People shade themselves from the sun, not from the greenhouse effect. You will never get sun burn, sun stroke, or skin cancer from the green house gas effect, beware of the sun.
“”””” Taylor says:
July 14, 2011 at 3:00 am
david…thanks for the link to RealClimate…but i was hoping you had more than that! Their discussion goes back to Idso’s work…a long way back, and though that was empirical, it is not clear how it relates to the issue as it dealt with surface flux and temperature response.
The modtrans data is tricky to interpret “””””
I would hardly call Modtran “data”. It’s a computer model.
But then I notice that even guys like Peter Humbug talk about Modtran simulations as if they are real data; he even claims that such simulations “confirm” the various hypotheses about what CO2 does or does not do. So laboratory experiments confirm the logarithmic relationship between atmospheric CO2 abundance, and global mean surface Temperature.
I would like to personally observe such an experiment in progress; of course using a REAL source of 288 K black body like LWIR radiation, such as is (on average) emitted by the earth surface, and having it peak pectral radiance at about 10.1 microns, and a Planckian spectrum covering say 5.0 to about 80.0 microns, which would contain about 98% of the total energy contained in a full BB spectrum at that 288 K Temperature.

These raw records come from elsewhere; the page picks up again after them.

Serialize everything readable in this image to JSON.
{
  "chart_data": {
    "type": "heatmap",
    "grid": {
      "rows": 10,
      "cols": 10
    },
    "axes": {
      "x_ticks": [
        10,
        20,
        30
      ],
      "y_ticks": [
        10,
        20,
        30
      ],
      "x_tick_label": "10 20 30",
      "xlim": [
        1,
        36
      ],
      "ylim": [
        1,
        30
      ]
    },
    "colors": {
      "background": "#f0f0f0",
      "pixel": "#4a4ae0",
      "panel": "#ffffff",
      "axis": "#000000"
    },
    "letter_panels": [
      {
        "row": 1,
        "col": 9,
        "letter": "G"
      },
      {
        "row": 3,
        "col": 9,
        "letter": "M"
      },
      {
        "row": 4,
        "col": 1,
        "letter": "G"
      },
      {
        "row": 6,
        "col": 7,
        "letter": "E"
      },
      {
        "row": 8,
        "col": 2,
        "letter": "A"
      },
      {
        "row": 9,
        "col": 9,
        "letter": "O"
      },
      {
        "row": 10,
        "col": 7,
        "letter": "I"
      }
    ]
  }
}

If your source of LWIR EM emissions does not have an equivalent BB Temperature of around 288 K, then please don’t claim to be conducting a lab experiment to confirm CO2 “greenhouse” phenomena..
Geoff Sharp says:
July 13, 2011 at 5:28 pm
I appreciate your concern but solar cycle length explains up to 90% of climate variation in some locations. It is just about all we need to know. Everything else is noise.
F. Ross says:
July 13, 2011 at 8:33 pm
See comment re Geoff Sharp above – up to 90% of climate variation (paper in press). What we don’t know is the mechanism by which a longer solar cycle means less solar magnetic activity in the following solar cycle. Understanding the mechanism is something for the solar physicists to get on to.
Geoff Sharp says:
July 13, 2011 at 11:00 pm
I have a paper in the same volume and the peer review was rigorous. Elsevier need to maintain their reputation well after this climate thing has blown over.
Geoff Sharp says:
July 13, 2011 at 11:40 pm
Sorry Geoff, I have played with Ed’s model live. Its fine detail is a lot better than yours or anyone else. The need to reset is a feature, not a bug, and tells us something about the solar process.
Peter Taylor says:
July 14, 2011 at 3:00 am
Real Climate couldn’t break my graph which was inspired by a line graph by Willis Eschenbach. It’s simple. CO2 is 10% of the 30 degrees of greenhouse effect. That is 3 degrees. Then apportion the 3 degrees by 20 ppm increment. If the first 20 ppm provides half the heating effect, then it gets 1.5 degrees and so on. Once you have figured out something that works, no need to overwork the problem.
J says:
July 14, 2011 at 4:52 am
Sorry J, what was unsaid was that interpretation of Ed’s graph is subjective. My take is that we will have two long, weak cycles instead of the three short cycles as predicted by the graph. This is all to do with the reset required by Ed’s graph. What I am trying to say in this post is that we are not headed for a Maunder Minimum.